Mark Lamb, CareTrust’s Chief Investment Officer, reported that in-place EBITDAR rent coverage for the portfolio is well over 2.0x. “While underwriting has been significantly complicated by the effects of the current pandemic, the portfolio’s good market, strong lease coverage and especially having Ensign as the tenant gave us significant comfort with the investment,” he said.
David Sedgwick, CareTrust’s Chief Operating Officer, noted that Ensign took over the operations just 12 months ago from an operator that was in bankruptcy, and has rapidly and significantly improved the culture and operating fundamentals despite the pandemic. Calling Ensign “the bluest of the blue chip” skilled nursing operators, Mr. Sedgwick added, “The acquisition takes our rent concentration with Ensign from 31.5% to 33.0%, and we couldn’t be more pleased to be expanding our relationship with them.” As reported in CareTrust’s November 5, 2020 quarterly financial supplement, Ensign’s existing master leases with CareTrust covered at 3.27x for the 12 months ended June 30, 2020.

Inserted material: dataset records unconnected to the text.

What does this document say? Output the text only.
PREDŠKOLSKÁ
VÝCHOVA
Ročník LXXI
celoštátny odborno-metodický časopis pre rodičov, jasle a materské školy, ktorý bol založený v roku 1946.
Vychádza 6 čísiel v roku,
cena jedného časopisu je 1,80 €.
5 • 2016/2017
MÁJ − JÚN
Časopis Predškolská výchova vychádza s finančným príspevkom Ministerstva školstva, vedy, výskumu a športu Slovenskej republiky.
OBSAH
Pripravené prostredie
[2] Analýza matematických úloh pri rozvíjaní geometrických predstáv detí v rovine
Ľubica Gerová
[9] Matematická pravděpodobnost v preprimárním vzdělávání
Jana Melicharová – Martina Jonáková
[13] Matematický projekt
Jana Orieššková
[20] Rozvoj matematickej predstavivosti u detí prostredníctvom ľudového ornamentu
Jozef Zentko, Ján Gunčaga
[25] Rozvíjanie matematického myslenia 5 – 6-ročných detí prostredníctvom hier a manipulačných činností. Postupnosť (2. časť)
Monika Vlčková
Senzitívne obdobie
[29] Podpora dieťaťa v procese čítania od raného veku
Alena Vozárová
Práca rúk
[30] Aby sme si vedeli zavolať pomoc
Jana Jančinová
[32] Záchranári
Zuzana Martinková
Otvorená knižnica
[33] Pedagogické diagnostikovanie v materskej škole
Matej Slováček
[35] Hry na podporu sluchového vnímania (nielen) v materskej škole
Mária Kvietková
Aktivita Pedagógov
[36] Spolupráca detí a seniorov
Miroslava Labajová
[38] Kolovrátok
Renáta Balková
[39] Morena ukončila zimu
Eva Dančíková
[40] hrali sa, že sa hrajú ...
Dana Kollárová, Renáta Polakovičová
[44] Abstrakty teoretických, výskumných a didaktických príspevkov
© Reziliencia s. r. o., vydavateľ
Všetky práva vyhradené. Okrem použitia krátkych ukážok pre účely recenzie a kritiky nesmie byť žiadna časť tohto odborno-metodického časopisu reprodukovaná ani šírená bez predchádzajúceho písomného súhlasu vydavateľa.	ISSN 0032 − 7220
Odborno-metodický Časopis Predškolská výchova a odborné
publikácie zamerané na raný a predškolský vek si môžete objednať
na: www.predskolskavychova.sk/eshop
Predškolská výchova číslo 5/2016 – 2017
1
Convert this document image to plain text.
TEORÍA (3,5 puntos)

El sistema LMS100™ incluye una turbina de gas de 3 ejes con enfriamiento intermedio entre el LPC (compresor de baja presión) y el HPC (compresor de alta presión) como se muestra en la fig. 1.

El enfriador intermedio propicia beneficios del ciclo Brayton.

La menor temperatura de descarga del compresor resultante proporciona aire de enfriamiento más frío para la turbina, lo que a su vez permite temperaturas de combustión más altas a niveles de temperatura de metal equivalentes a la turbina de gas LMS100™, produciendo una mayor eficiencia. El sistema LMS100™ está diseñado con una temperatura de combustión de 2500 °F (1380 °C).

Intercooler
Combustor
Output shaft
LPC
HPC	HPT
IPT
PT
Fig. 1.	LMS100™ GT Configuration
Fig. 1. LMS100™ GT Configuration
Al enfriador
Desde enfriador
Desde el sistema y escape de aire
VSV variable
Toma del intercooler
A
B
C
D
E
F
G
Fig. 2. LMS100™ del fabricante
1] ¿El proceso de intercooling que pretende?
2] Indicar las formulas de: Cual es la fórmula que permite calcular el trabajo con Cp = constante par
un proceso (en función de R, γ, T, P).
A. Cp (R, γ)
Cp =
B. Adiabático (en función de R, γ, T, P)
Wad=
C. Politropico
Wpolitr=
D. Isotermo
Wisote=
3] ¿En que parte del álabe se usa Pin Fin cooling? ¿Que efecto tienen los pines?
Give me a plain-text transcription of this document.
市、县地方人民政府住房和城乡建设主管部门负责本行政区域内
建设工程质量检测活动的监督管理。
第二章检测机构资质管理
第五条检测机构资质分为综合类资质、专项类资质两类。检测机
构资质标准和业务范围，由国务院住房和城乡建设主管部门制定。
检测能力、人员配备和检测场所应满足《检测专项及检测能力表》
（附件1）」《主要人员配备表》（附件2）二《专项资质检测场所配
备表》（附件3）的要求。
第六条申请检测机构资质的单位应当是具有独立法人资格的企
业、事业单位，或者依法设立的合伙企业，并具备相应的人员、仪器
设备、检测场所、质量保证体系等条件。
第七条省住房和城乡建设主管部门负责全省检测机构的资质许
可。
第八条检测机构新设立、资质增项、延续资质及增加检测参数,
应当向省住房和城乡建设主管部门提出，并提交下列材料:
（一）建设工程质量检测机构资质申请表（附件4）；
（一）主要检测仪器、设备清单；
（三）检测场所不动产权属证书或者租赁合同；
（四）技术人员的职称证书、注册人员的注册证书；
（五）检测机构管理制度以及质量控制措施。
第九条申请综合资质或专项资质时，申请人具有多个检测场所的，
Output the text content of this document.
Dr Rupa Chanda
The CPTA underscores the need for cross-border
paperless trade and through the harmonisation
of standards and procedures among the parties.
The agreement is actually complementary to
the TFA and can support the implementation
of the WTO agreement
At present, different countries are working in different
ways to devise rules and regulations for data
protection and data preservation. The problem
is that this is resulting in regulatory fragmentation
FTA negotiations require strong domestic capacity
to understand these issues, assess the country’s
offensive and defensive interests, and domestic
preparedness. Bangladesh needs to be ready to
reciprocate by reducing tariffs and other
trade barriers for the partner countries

CareTrust assumed the seller’s two existing leases in the transaction, with aggregate annual cash rent of approximately $3.8 million and CPI-based escalators. The leases have a remaining term of approximately 14 years with three five-year renewal options and include a tenant option to purchase the properties later in the initial term. The acquisition was funded using a combination of cash on hand and CareTrust’s $600 million unsecured revolving credit facility.